Depuis que je suis mariée, je me pose de plus en plus de questions sur la manière dont je m’habille et, du même coup, sur la manière dont les filles et femmes autour de moi se vêtissent.
Je suis si fréquemment choquée ou troublée en regardant autour de moi que j’en arrive souvent à la conclusion que je suis devenue une frustrée, une puritaine.
Sans doute un peu.
Peut-être, au fond, que si j’avais de si belles jambes, je les montrerais autant moi aussi ? Ou des seins d’apparence aussi ferme, ou des fesses si bien définies… Mais mes observations soulèvent que ce ne sont pas seulement les filles/femmes répondant le plus aux standards de beauté qui se dévoilent le plus.
Passer par-dessus la réaction épidermique
Si mes études en histoire de l’art contemporain m’ont appris une chose, c’est bien à passer par-dessus ma réaction épidermique première pour me pencher plus attentivement sur la raison d’une réponse aussi forte de ma part. J’ai besoin de trouver la cause réelle de ma révolte.
Je pense que la première question à se poser, c’est : est-ce qu’on ne s’habille que pour soi ?
Certes, on choisit tel ou tel morceau parce qu’on le trouve confortable, avantageux, pratique, tendance, ou pour s’affirmer, pour s’afficher.
Ainsi, dès qu’on sort de chez soi, ce que l’on porte fait plus que nous couvrir. On s’en sert pour s’exprimer, pour exprimer qui on est, d’où on vient, quels milieux on fréquente, notre « style ».
Ce que je constate toutefois, c’est comment, malgré ce qu’on en dit, on s’habille presque toujours pour l’autre. On n’a qu’à regarder comment le « linge mou » a la cote depuis l’avènement du télétravail, ou comment même, pour certaines femmes confinées, de ranger leurs talons hauts (à cause du confinement) est associé à l’oisiveté de la femme au foyer. Comme je ne suis confrontée au regard de personne dans ma journée, pourquoi m’habiller dignement ? Pourquoi chercher autre chose que mon confort ?
Ainsi, dès qu’on sort de chez soi, ce que l’on porte fait plus que nous couvrir. On s’en sert pour s’exprimer, pour exprimer qui on est, d’où on vient, quels milieux on fréquente, notre « style ». Le cas qu’on a fait du coton ouaté de Catherine Dorion à la Chambre des communes illustre parfaitement ce que j’essaie de démontrer ici.
Il y a toujours un message
De ce fait, ce que l’on porte envoie toujours un message, que le destinateur en soit conscient ou non.
Et l’on peut se positionner de deux façons face à cet énoncé.
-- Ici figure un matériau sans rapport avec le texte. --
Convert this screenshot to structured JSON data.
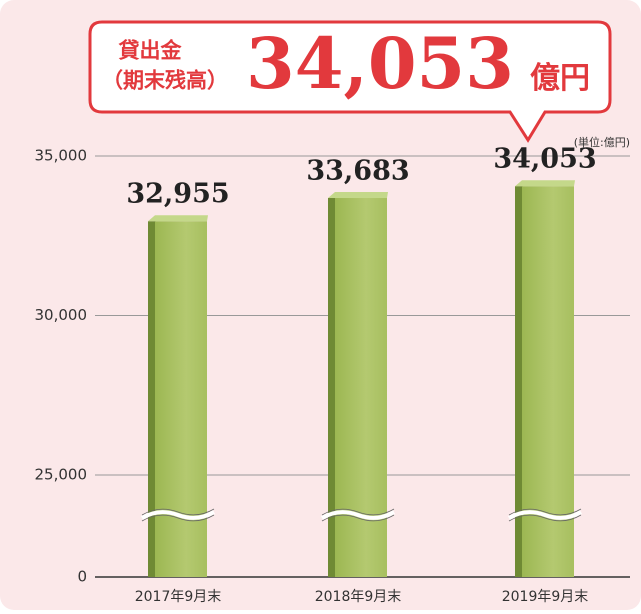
{
  "chart_data": {
    "type": "bar",
    "callout": {
      "title_lines": [
        "貸出金",
        "（期末残高）"
      ],
      "value": "34,053",
      "unit": "億円"
    },
    "unit_label": "(単位:億円)",
    "categories": [
      "2017年9月末",
      "2018年9月末",
      "2019年9月末"
    ],
    "values": [
      32955,
      33683,
      34053
    ],
    "value_labels": [
      "32,955",
      "33,683",
      "34,053"
    ],
    "color": "#a3bd5a",
    "ylim": [
      0,
      35000
    ],
    "yticks": [
      0,
      {
        "value": 25000,
        "label": "25,000"
      },
      {
        "value": 30000,
        "label": "30,000"
      },
      {
        "value": 35000,
        "label": "35,000"
      }
    ],
    "broken_axis": true,
    "grid": true
  }
}
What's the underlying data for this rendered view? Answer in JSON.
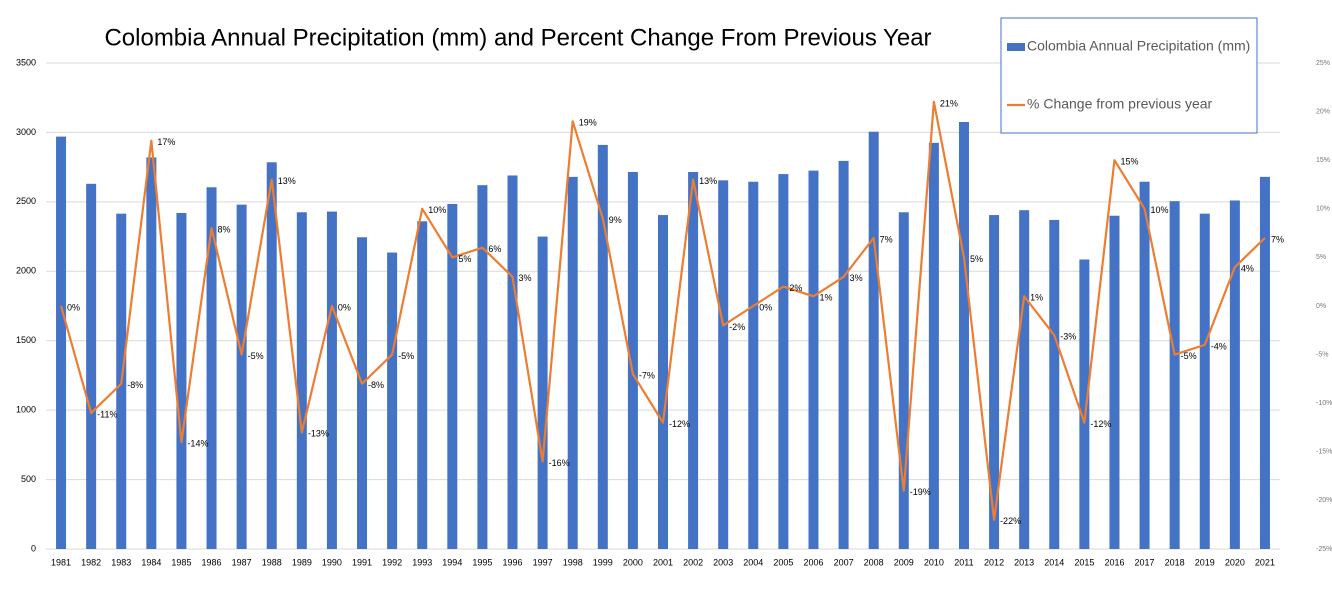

Ou bien on le refuse carrément et on en fait fi, en se concentrant sur notre nombril et ce qui le cache (ou pas) selon nos gouts, notre confort… Ou alors on s’efforce de développer une sensibilité quant au message que nos culottes véhiculent.
C’est comme notre visage : il transmet toujours une expression. Que celle-ci soit le reflet de notre état réel ou non, nous sommes responsables de ce que nous projetons. Aussi, l’information n’est-elle pas toujours bien interprétée, mais du moment où on s’expose, elle est toujours perçue. Il faut garder ça en tête.
L’idée n’est pas de devenir obsédé de la signification des couleurs, des codes du col roulé ou du shoe clac. Ou encore de déresponsabiliser les regards pervers ou déplacés.
Mais comment peut-on honnêtement s’offusquer d’un regard insistant lorsque notre accoutrement crie à la provocation ? Je pense que nous partageons la responsabilité d’assumer autant ce que nous véhiculons avec nos paroles qu’avec notre image.
Et le fait est qu’il y a indéniablement et objectivement des vêtements qui, par leur modèle, leur taille ou leur tissu, dévoilent plus que d’autres, voire trop.
Si tu portes un jean qui te moule jusqu’à la craque de fesse, ou une robe en satin qui permet de discerner le moindre de tes grains de beauté, est-ce que tu es seulement en train de dire que tu t’entraines beaucoup et que tu es bien dans ton corps ? Non.
Sans doute que tu dis ça, mais pas que.
Aligner ce qu’on dit et ce qu’on est
Ça serait ça, la question à se poser quand on choisit la guenille du jour : qu’est-ce que je dis ?
Être honnête et digne, c’est peut-être ça, au fond, d’aligner le mieux possible ce qu’on dit avec ce qu’on est, avec qui on est.
Après ça, il y aura toujours des puritains et des obsédés. Mais la maturité est d’aller au-delà du cri d’affirmation de soi et d’accepter que notre façon de nous habiller fasse partie du dialogue avec l’autre. Il faut rester conscient de notre rapport aux autres.